The most interesting battle for us will be our particular Super Bowl prop bets. But there are so many that it's easy to get overwhelmed.
No worries: I've got you covered.
Click through while we closely examine exactly how I'm going to lose my money. Or the rest of it, as it were.
All bets and odds provided by bovada.lv and are subject to change.
There isn't any drama in a split-screen shot. If they show both Jim and John Harbaugh, they can't drag out the beaten-to-death storyline in successive frames.
Therefore, we need to break this down further. Get down to the nuts and bolts of the matter.
Obviously, Jim is the more famous of the brotherly duo. He played quarterback in the NFL.
John doesn't have the same type of notoriety.
It's that simple.
Somewhere, somehow, we will win some money.
You haven't seen my MVP pick yet, but it isn't Colin Kaepernick. There just isn't enough value there.
But picking the MVP to thank his coach first is a nice hedge against the second-year signal-caller winning.
Think about it. If he wins, wouldn't he want to acknowledge the coach who stuck with him when many were second-guessing Harbaugh for going with the young guy over the established veteran?
Betting on a wide receiver to score a touchdown seems unreliable because there are so many working parts.
The offensive line has to keep the quarterback upright. The quarterback must deliver the ball in a catchable area. And the wide receiver has to make the catch.
However, Anquan Boldin has been on a mission. He's willing himself and this offense to greater heights.
Considering how well the Atlanta Falcons' big receivers fared against San Francisco's cornerbacks, why not take a shot on a guy with three touchdowns this postseason?
The Green Bay Packers kept allowing Colin Kaepernick to tuck the ball and run. It didn't work so well; he ended up with 181 yards rushing.
The Falcons figured out that letting him run was a bad idea. They limited him to just two carries by forcing the handoff on read-option plays.
Why wouldn't the Ravens undertake the same strategy? Wouldn't you take the ball out of the opponent's most electrifying playmaker if you had the chance?
(Did "precisely" work? I figured using "exactly" again was an amateur move.)
Maybe those guys in Vegas do their homework. Joe Flacco averaged 19.37 completions over the regular season and playoffs.
But here's the rub. The San Francisco 49ers are pretty good at that whole stopping-the-run thing. They only gave up 94.2 rushing yards per game during the regular season.
Therefore, the Baltimore Ravens will have to throw the ball to win this one. Or they might have to throw to try and get back in it.
Either way, those two extra completions don't seem that far-fetched.

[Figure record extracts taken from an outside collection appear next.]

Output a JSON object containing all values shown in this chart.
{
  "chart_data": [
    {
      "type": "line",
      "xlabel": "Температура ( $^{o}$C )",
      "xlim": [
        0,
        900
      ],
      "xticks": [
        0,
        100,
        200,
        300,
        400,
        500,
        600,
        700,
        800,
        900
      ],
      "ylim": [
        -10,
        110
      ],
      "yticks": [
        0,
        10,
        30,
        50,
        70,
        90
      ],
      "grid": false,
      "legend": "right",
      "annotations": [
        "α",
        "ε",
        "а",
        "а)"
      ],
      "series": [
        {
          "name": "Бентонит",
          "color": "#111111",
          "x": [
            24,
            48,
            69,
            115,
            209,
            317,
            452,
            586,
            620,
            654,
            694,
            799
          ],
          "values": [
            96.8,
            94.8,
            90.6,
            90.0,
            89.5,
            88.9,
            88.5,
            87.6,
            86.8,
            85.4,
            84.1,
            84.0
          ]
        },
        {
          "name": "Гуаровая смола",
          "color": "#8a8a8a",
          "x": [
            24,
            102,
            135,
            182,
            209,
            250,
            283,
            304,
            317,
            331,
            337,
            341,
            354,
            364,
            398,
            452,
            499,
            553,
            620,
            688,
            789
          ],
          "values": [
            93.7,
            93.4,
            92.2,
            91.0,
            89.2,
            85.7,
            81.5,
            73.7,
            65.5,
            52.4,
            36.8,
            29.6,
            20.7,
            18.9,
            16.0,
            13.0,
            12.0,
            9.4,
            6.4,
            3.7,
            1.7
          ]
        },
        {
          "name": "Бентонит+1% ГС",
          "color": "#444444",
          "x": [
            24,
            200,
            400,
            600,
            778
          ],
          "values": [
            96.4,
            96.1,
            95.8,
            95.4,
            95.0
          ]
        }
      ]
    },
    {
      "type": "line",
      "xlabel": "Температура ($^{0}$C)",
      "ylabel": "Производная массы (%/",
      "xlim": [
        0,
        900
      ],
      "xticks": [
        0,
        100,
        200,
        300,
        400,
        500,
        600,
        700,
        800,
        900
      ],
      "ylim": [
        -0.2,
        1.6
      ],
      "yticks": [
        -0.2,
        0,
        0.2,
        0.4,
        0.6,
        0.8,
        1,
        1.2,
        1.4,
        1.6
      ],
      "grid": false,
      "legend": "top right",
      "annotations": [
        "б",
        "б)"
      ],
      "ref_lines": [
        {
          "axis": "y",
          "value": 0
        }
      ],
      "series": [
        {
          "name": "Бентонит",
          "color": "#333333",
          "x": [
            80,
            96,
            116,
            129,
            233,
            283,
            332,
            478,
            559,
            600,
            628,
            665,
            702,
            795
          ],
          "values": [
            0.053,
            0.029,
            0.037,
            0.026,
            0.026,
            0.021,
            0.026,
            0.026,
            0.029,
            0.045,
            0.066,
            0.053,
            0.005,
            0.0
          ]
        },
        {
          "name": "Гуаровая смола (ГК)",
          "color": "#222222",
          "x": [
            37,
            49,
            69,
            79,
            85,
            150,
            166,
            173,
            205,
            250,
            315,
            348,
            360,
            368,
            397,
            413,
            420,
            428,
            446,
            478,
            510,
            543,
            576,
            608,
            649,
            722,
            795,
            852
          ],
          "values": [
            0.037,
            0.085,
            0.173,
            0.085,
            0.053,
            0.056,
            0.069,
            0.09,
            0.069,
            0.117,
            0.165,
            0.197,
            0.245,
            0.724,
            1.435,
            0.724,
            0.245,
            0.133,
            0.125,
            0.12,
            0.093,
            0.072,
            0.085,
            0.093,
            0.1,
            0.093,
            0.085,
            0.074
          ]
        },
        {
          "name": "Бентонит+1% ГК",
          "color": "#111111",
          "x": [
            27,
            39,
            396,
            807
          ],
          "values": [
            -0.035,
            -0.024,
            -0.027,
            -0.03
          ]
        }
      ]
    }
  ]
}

"Didn't you just get done saying how the Ravens won't be able to run? And now you want me to put money on their running back for MVP?"
Yes. Yes, I do.
At 12-1, a Ray Rice MVP win will pay out much better than a win by Colin Kaepernick (8-5), Joe Flacco (11-4), Frank Gore (7-1) or Ray Lewis (7-1). Besides, it isn't like Rice isn't an elite running back.
And he can catch the ball. If Flacco does unfurl more than 20.5 completions, more than a few of those will come to rest in Rice's hands.
"Yeah, but no running back has won since Terrell Davis. In 1998."
I got it! The position is due!
Regardless of which way you're leaning in regards to your Super Bowl champion, you're likely not picking a blowout. That makes the +135 odds intriguing.
This game has back-and-forth play written all over it. We're talking about two defensively talented teams with some serious mental fortitude. That means that just because a team scores once or twice, the opposing defense isn't going to pack up its pride and scram.
So slap down a couple ducats and start counting those winnings.
We've gone over this: Both teams have outstanding defenses.
Doesn't that seem like a recipe for a scoreless quarter?
Maybe, maybe not. However, we are talking about a +240 bet. That means if you lay 100 on this pick, you'd get 240 back if you won.
To recap, two good defenses and the possibility of winning an extra 140 percent of your original bet. I like it.
If you haven't noticed, I'm feeling a close game. One that will most definitely include a second-half lead change.
If this game goes to halftime with one team having a lead of less than seven points, all it would take is for the opponent to score a touchdown. Considering the quick-strike ability of either team (Kaepernick, Davis, Torrey Smith, etc.), that's bound to happen.
Remember, this score doesn't need to be a last-minute deal. It doesn't even have to happen in the fourth quarter. It just needs to occur in the second half.
I swear this is the last time I'll say this: Both teams have talented (and nasty) defenses.
The 49ers have made a living of stuffing the run and getting to the quarterback.
The Ravens have all sorts of players who walk that fine line between penalty and legal hit. Ask Ed Reed. Or Terrell Suggs.
I'm not calling any of these players dirty; I'm saying that both teams fly around the field looking to knock someone's head off. It sure makes sense that one might take a step over the line.
Still need convincing? Bernard Pollard is a member of the Ravens.